Novi Velidnyky (Нові Велідники, New Velidnyky) is a village in Korosten Raion, Ukraine, the administrative center of Novovilednicka rural council.

In the past it was known simply as Velidnyky, Russian name: Veledniki, Wieledniki, Yiddish: Vilednik. Nearby there is the village of Old Velidnyky (Stari Velidnyky).

==History==

The Geographical Dictionary of the Kingdom of Poland describes Wieledniki as a miasteczko by the mouth of Pleszczaha (Iłinka) river (Illimka River) entering the Noryn River in powiat Owrucki, gmina Noryn, 157 households, 1,118 persons.

The recorded history of the settlement dates back to 1499, when during the distribution of a heritage in the Kmitycz family the manor of Welednykowicze was mentioned. A 1545 local census recorded the village of Wielednykowicze in the property of Krzysztof Kmitycz. In 1581 a Wieledniki miasteczko was recorded in the property of a Filon Kmita Czarnobylski. Further years record further changes of the ownership.

===Jewish history===

In early 19th century Veledniki was the center of Chasidism in Volhynia. By the end of the century there were two synagogues.
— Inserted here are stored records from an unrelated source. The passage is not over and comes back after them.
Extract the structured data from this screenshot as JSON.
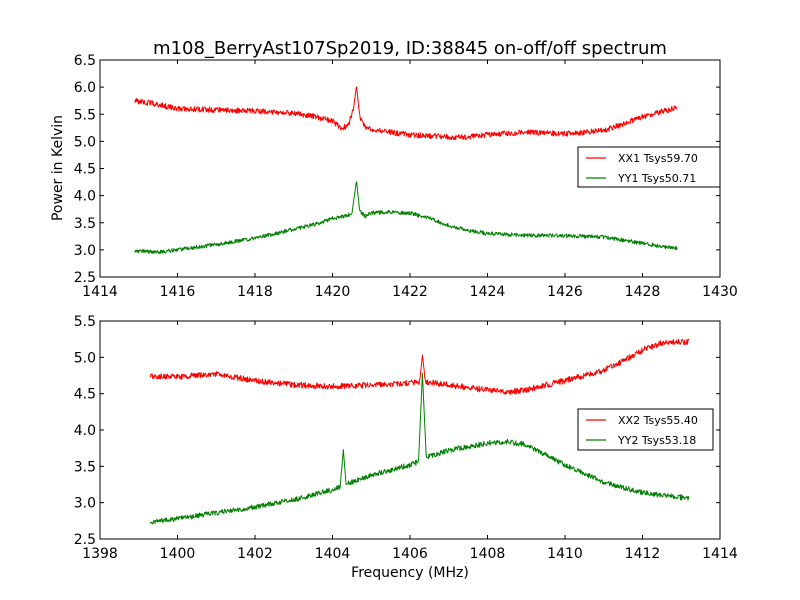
{
  "title": "m108_BerryAst107Sp2019, ID:38845 on-off/off spectrum",
  "ylabel": "Power in Kelvin",
  "xlabel": "Frequency (MHz)",
  "colors": {
    "xx": "#ff0000",
    "yy": "#008000"
  },
  "chart_data": [
    {
      "type": "line",
      "title": "m108_BerryAst107Sp2019, ID:38845 on-off/off spectrum",
      "xlabel": "",
      "ylabel": "Power in Kelvin",
      "xlim": [
        1414,
        1430
      ],
      "ylim": [
        2.5,
        6.5
      ],
      "xticks": [
        1414,
        1416,
        1418,
        1420,
        1422,
        1424,
        1426,
        1428,
        1430
      ],
      "yticks": [
        2.5,
        3.0,
        3.5,
        4.0,
        4.5,
        5.0,
        5.5,
        6.0,
        6.5
      ],
      "xtick_labels": [
        "1414",
        "1416",
        "1418",
        "1420",
        "1422",
        "1424",
        "1426",
        "1428",
        "1430"
      ],
      "ytick_labels": [
        "2.5",
        "3.0",
        "3.5",
        "4.0",
        "4.5",
        "5.0",
        "5.5",
        "6.0",
        "6.5"
      ],
      "grid": false,
      "legend_position": "right",
      "series": [
        {
          "name": "XX1 Tsys59.70",
          "color": "#ff0000",
          "noise": 0.05,
          "x": [
            1414.9,
            1415.5,
            1416,
            1417,
            1418,
            1419,
            1419.6,
            1420.0,
            1420.2,
            1420.4,
            1420.55,
            1420.62,
            1420.7,
            1420.85,
            1421.0,
            1421.5,
            1422,
            1422.5,
            1423,
            1423.5,
            1424,
            1425,
            1426,
            1427,
            1427.5,
            1428,
            1428.5,
            1428.9
          ],
          "y": [
            5.75,
            5.68,
            5.6,
            5.58,
            5.56,
            5.52,
            5.45,
            5.38,
            5.25,
            5.28,
            5.65,
            6.03,
            5.45,
            5.25,
            5.22,
            5.17,
            5.12,
            5.1,
            5.08,
            5.08,
            5.12,
            5.17,
            5.14,
            5.2,
            5.32,
            5.45,
            5.55,
            5.62
          ]
        },
        {
          "name": "YY1 Tsys50.71",
          "color": "#008000",
          "noise": 0.035,
          "x": [
            1414.9,
            1415.5,
            1416,
            1417,
            1418,
            1419,
            1419.6,
            1420.0,
            1420.3,
            1420.5,
            1420.62,
            1420.7,
            1420.85,
            1421.0,
            1421.5,
            1422,
            1422.5,
            1423,
            1423.5,
            1424,
            1425,
            1426,
            1427,
            1427.5,
            1428,
            1428.5,
            1428.9
          ],
          "y": [
            2.98,
            2.96,
            3.0,
            3.1,
            3.22,
            3.38,
            3.48,
            3.58,
            3.62,
            3.66,
            4.28,
            3.72,
            3.62,
            3.68,
            3.7,
            3.68,
            3.58,
            3.45,
            3.36,
            3.3,
            3.27,
            3.26,
            3.24,
            3.18,
            3.12,
            3.06,
            3.02
          ]
        }
      ]
    },
    {
      "type": "line",
      "title": "",
      "xlabel": "Frequency (MHz)",
      "ylabel": "",
      "xlim": [
        1398,
        1414
      ],
      "ylim": [
        2.5,
        5.5
      ],
      "xticks": [
        1398,
        1400,
        1402,
        1404,
        1406,
        1408,
        1410,
        1412,
        1414
      ],
      "yticks": [
        2.5,
        3.0,
        3.5,
        4.0,
        4.5,
        5.0,
        5.5
      ],
      "xtick_labels": [
        "1398",
        "1400",
        "1402",
        "1404",
        "1406",
        "1408",
        "1410",
        "1412",
        "1414"
      ],
      "ytick_labels": [
        "2.5",
        "3.0",
        "3.5",
        "4.0",
        "4.5",
        "5.0",
        "5.5"
      ],
      "grid": false,
      "legend_position": "right",
      "series": [
        {
          "name": "XX2 Tsys55.40",
          "color": "#ff0000",
          "noise": 0.04,
          "x": [
            1399.3,
            1400,
            1401,
            1402,
            1403,
            1404,
            1405,
            1406,
            1406.25,
            1406.32,
            1406.4,
            1407,
            1408,
            1408.5,
            1409,
            1409.5,
            1410,
            1411,
            1411.5,
            1412,
            1412.5,
            1413.2
          ],
          "y": [
            4.75,
            4.73,
            4.77,
            4.68,
            4.62,
            4.6,
            4.62,
            4.65,
            4.66,
            5.03,
            4.66,
            4.62,
            4.55,
            4.52,
            4.55,
            4.62,
            4.68,
            4.82,
            4.95,
            5.1,
            5.2,
            5.22
          ]
        },
        {
          "name": "YY2 Tsys53.18",
          "color": "#008000",
          "noise": 0.035,
          "x": [
            1399.3,
            1400,
            1401,
            1402,
            1403,
            1404,
            1404.2,
            1404.28,
            1404.35,
            1405,
            1406,
            1406.22,
            1406.32,
            1406.42,
            1407,
            1408,
            1408.5,
            1409,
            1410,
            1411,
            1412,
            1412.5,
            1413.2
          ],
          "y": [
            2.73,
            2.78,
            2.86,
            2.94,
            3.04,
            3.18,
            3.22,
            3.73,
            3.25,
            3.38,
            3.52,
            3.56,
            4.78,
            3.62,
            3.72,
            3.82,
            3.84,
            3.8,
            3.52,
            3.28,
            3.14,
            3.1,
            3.06
          ]
        }
      ]
    }
  ]
}
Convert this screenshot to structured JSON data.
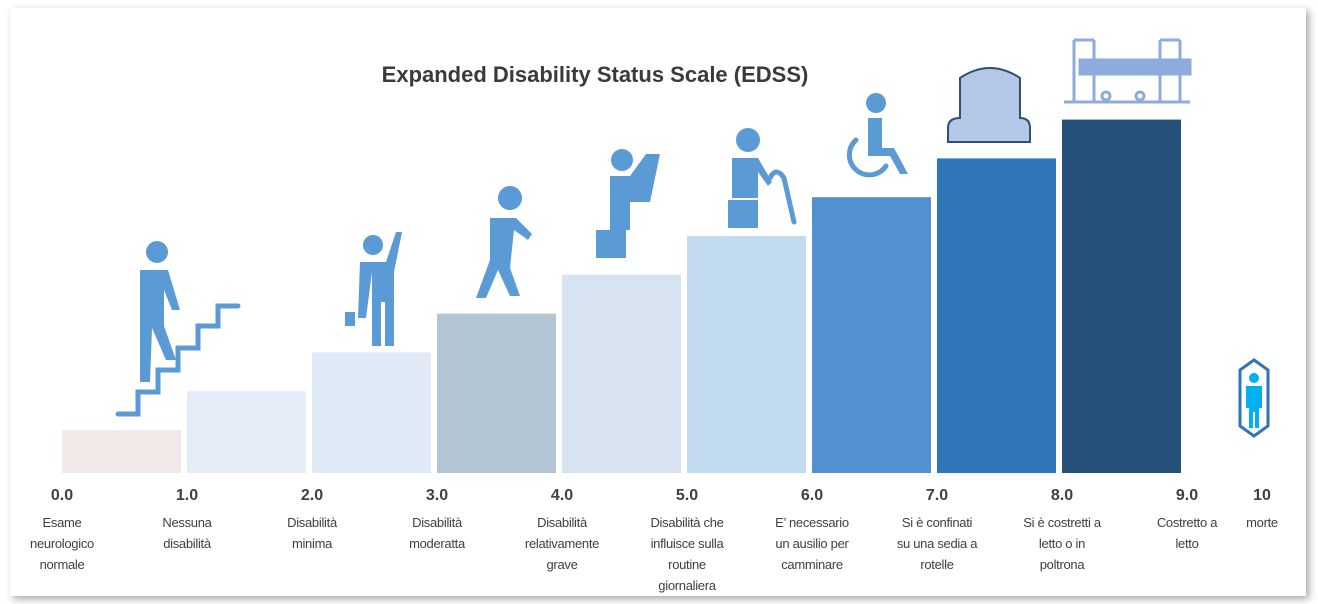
{
  "title": "Expanded Disability Status Scale (EDSS)",
  "steps": [
    {
      "score": "0.0",
      "lines": [
        "Esame",
        "neurologico",
        "normale"
      ]
    },
    {
      "score": "1.0",
      "lines": [
        "Nessuna",
        "disabilità"
      ]
    },
    {
      "score": "2.0",
      "lines": [
        "Disabilità",
        "minima"
      ]
    },
    {
      "score": "3.0",
      "lines": [
        "Disabilità",
        "moderatta"
      ]
    },
    {
      "score": "4.0",
      "lines": [
        "Disabilità",
        "relativamente",
        "grave"
      ]
    },
    {
      "score": "5.0",
      "lines": [
        "Disabilità che",
        "influisce sulla",
        "routine",
        "giornaliera"
      ]
    },
    {
      "score": "6.0",
      "lines": [
        "E’ necessario",
        "un ausilio per",
        "camminare"
      ]
    },
    {
      "score": "7.0",
      "lines": [
        "Si è confinati",
        "su una sedia a",
        "rotelle"
      ]
    },
    {
      "score": "8.0",
      "lines": [
        "Si è costretti a",
        "letto o in",
        "poltrona"
      ]
    },
    {
      "score": "9.0",
      "lines": [
        "Costretto a",
        "letto"
      ]
    },
    {
      "score": "10",
      "lines": [
        "morte"
      ]
    }
  ]
}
In 1859 there were 659 Jews, in 125 households, almost 50% of the population of total 1140.

The ohel of Israel Dov Ber of Vilednik is located there, a Chasidic pilgrimage site.

In 1924 there were 427 Jews, of about a quarter of the village population.

On October 18, 1941, a massacre of the Velidnyky Jews who didn't escape to the East, was carried out by the Nazis. The number of victims is estimated between 38 (by Soviet documents) and 93 (as inscribed on the monument erected at the murder site in 2000s.

After the war many returned Jews from Velidnyky settled in Ovruch, because their houses were looted or taken by the Ukrainians. The last Jew of Velidnyky moved to Korosten in 1970s.